À raison perdue

- ÉPISODE 4 -

Je persiste à penser que je ne suis pas dans mon état normal, je vais me réveiller, le cours de ma vie reprendra, sans kangourou, sans ce Kanye West sorti de nulle part si ce n'est de mon cerveau embrumé. Sur le parking du motel, il saute du pick-up et me fait part de sa nécessité urgente de manger, lui aussi a les crocs. Nous nous installons à une table en terrasse et comme si tout ceci était normal, je lui demande ce qu'il veut manger. D'un geste précis, il saisit la carte, plantée à la verticale dans un porte-menu, lis la première page, la seconde, puis les deux dernières, son choix se porte sur une salade XXL.

La serveuse, une petite jeune, bien en chair, pour ne pas dire grosse et éviter ainsi de heurter les âmes sensibles du moment, me salue et me demande si j'ai fait mon choix. Mon tête-à-tête avec un kangourou ne semble pas l'intriguer, tout va pour le mieux, dans le meilleur des mondes.

Un royal burger, une montagne de frites, deux sodas et une salade XXL, sans poulet, Kanye West ne mange pas de viande, tant de nourriture pour un seul homme étonne la serveuse. Son stylo patiente sur la page vierge de son carnet de commande, son regard est posé sur moi, attendant confirmation de ma part. Je suis ailleurs, je dissimule mon trouble, car je réalise à cet instant qu’elle ne voit pas mon ami le kangourou.. Monsieur ? Persiste-t-elle. Kanye me donne un coup de pied et je sursaute.

— Oui, oui… ça ira, je n'ai pas mangé depuis deux jours.

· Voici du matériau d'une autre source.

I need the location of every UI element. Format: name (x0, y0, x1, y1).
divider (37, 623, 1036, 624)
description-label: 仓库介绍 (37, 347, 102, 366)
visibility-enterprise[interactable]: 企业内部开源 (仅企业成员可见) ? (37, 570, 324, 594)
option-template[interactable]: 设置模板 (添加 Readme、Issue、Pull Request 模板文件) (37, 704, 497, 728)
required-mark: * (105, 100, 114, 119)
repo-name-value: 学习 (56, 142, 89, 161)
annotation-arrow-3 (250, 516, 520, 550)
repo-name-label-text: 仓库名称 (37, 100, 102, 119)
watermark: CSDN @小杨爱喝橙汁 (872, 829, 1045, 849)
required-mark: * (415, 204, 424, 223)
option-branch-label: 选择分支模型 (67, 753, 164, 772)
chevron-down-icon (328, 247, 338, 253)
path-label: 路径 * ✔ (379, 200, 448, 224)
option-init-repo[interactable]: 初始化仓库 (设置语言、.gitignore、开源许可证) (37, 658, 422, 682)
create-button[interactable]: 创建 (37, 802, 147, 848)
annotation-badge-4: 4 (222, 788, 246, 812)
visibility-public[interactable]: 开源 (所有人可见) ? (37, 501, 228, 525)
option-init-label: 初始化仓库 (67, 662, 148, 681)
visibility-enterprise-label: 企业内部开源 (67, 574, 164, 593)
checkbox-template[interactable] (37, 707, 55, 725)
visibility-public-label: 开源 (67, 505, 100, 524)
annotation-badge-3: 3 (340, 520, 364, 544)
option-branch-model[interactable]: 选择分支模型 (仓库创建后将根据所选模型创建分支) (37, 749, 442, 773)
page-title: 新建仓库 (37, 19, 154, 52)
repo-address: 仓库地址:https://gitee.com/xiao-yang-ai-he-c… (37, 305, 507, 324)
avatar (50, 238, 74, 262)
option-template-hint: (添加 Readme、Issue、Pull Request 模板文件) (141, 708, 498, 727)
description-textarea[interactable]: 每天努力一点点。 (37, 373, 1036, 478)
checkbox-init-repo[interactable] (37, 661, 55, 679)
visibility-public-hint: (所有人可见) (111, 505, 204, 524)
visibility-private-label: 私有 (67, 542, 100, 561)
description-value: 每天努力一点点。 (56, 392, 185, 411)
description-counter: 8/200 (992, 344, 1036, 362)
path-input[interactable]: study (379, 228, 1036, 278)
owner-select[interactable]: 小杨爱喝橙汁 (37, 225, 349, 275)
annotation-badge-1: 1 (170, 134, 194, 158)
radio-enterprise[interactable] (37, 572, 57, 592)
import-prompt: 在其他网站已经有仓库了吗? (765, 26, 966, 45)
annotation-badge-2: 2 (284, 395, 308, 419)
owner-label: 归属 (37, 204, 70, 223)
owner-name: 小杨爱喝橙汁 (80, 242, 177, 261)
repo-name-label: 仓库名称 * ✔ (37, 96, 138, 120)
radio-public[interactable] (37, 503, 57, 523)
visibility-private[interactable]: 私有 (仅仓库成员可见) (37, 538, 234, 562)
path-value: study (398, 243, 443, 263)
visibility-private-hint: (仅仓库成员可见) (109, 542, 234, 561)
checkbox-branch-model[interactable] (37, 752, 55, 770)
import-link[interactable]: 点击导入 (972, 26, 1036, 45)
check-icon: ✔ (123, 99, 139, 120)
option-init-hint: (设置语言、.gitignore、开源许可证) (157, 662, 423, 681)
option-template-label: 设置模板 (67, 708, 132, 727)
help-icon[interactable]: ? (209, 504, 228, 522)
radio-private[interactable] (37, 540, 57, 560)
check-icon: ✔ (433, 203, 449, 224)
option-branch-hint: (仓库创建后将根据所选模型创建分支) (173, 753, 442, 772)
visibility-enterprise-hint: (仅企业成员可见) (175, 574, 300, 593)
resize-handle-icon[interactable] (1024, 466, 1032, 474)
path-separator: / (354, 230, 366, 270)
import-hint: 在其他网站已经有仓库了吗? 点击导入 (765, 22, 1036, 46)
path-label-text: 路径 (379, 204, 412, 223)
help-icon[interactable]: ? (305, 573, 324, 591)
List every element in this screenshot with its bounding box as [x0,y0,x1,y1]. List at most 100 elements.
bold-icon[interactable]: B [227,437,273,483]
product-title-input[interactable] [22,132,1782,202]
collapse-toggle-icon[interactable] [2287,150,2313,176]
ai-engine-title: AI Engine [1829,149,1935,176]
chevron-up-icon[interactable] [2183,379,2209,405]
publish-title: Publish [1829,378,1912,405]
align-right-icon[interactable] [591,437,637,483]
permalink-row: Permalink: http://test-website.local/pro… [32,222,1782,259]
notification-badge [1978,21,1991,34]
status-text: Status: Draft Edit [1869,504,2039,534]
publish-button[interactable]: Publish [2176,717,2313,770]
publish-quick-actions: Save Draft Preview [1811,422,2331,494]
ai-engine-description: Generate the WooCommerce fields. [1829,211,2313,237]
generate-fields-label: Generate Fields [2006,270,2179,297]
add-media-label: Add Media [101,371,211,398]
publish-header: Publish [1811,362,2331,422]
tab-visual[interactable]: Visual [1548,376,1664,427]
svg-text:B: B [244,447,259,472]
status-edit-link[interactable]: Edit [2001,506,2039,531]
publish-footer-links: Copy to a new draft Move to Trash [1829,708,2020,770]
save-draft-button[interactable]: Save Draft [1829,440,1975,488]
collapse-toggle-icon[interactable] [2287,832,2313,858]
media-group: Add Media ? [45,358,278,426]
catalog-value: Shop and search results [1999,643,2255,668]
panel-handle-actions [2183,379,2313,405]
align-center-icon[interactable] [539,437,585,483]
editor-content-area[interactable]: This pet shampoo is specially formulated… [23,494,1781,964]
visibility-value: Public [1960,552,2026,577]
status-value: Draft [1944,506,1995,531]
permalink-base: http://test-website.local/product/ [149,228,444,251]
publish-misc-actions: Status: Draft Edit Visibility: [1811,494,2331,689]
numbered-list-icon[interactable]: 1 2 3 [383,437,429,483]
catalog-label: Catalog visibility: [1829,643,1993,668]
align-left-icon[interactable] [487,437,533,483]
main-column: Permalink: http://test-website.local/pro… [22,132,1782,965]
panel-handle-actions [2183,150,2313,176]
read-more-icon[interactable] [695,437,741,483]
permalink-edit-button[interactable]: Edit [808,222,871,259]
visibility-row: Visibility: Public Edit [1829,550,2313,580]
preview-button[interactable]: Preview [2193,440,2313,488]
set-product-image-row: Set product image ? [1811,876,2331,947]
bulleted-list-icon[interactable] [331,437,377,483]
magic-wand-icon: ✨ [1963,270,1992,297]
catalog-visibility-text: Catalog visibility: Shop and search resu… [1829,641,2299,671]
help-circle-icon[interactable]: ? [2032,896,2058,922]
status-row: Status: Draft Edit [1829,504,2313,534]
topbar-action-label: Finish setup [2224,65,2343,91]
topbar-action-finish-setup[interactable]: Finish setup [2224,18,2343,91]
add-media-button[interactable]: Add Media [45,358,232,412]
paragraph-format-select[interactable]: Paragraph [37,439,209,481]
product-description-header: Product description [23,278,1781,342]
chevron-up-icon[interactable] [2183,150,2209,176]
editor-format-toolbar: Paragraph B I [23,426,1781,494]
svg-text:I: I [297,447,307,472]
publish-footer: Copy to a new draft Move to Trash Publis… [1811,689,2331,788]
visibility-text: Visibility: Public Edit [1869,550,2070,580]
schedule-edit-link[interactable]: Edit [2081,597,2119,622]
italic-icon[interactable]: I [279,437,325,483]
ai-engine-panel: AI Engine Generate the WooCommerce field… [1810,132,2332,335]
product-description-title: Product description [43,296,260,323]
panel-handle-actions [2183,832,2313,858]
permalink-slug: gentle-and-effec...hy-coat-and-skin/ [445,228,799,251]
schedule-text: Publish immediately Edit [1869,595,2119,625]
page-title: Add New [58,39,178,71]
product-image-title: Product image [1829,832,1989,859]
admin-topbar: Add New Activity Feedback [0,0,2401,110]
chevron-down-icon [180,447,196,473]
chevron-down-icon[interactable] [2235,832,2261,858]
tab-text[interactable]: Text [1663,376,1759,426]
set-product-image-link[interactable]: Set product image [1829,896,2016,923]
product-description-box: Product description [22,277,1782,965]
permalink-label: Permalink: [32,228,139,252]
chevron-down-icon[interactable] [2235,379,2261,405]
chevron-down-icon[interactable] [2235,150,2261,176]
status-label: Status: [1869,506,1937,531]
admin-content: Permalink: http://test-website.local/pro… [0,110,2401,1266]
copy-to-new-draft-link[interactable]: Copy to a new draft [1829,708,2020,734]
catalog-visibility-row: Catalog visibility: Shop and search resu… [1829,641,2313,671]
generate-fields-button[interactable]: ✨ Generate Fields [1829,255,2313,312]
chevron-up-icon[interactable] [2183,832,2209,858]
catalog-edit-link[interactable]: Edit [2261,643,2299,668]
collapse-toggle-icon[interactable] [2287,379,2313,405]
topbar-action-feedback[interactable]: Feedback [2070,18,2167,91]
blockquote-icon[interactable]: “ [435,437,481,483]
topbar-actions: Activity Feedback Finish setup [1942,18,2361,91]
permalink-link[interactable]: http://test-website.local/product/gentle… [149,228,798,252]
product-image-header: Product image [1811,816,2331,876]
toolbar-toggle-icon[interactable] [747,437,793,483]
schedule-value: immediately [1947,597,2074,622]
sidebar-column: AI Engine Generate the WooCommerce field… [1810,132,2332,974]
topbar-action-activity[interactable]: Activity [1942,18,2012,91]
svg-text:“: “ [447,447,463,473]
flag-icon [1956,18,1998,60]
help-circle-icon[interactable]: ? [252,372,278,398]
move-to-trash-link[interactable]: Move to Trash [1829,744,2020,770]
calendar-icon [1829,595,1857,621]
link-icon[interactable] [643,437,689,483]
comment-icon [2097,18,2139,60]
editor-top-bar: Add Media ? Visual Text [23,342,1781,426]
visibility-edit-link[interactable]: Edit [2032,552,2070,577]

Lorsqu'elle apporte les couverts et les sodas, j'évite de croiser son regard, mais elle m'a déjà oublié, je ne suis plus qu'un client parmi les autres. Kanye se jette sur l'une des deux boissons, se plante la paille dans le gosier et aspire tant qu'il peut, les glouglous sont tonitruants, puis la repose, me fixe et rote de tout son saoul.

— Je crevais de soif, lâche-t-il.

Ça promet, me dis-je.

Nous mangeâmes sans prononcer un mot, à vrai dire, j'ai peur que les gens aux tables voisines me prennent pour un fou s'ils m'entendent parler tout seul, déjà que je mange pour deux. J'observe de temps à autre le kangourou qui se délecte de sa salade, quoiqu'un peu inquiet de tomber sur un morceau de volaille glissé là par mégarde. Il me réclame un autre soda, la serveuse prend commande sans faire de commentaire, maintenant qu'elle sait que je suis à jeun depuis deux jours, tout s'explique. Oui, tout s'explique, je suis à table avec un kangourou et j'ai, jusqu'à preuve du contraire, toute ma raison.

Sa salade terminée, Kanye se laisserait bien tenter par une glace arôme pistache avec supplément de cacahuètes grillées. Pourquoi pas, je hèle la serveuse, passe commande et la coupe avant qu'elle me fasse une réflexion en lui demandant de m'apporter également l'addition. Après tout, c'est elle qui est en surpoids, alors qu'elle cesse de vouloir me mettre au régime. D'un trait, monsieur West engloutis sa glace, s'essuie la moustache et finit par poser devant moi un Polaroid représentant Alessandro en compagnie d'un autre kangourou que je présuppose être papa Kanye.

— C'est mon père et le tien, me confirme-t-il, regarde comme ils ont l'air de bien s'amuser tous les deux.

Effectivement, Alessandro est aux anges, il affiche un sourire que je méconnais, la sévérité et sans doute aussi la tristesse sont les seuls souvenirs que je garde de lui. Quant au paternel de Kanye, je ne suis pas encore assez connaisseur en matière de kangourou pour lire sur sa face le moindre sentiment. Mais, pour ne pas le décevoir et lui montrer un peu d'intérêt, je l'interroge sur le nom de son père.

— Jimmy… Jimmy Jazz.

Décidément, les kangourous ont un faible pour les noms de musicien.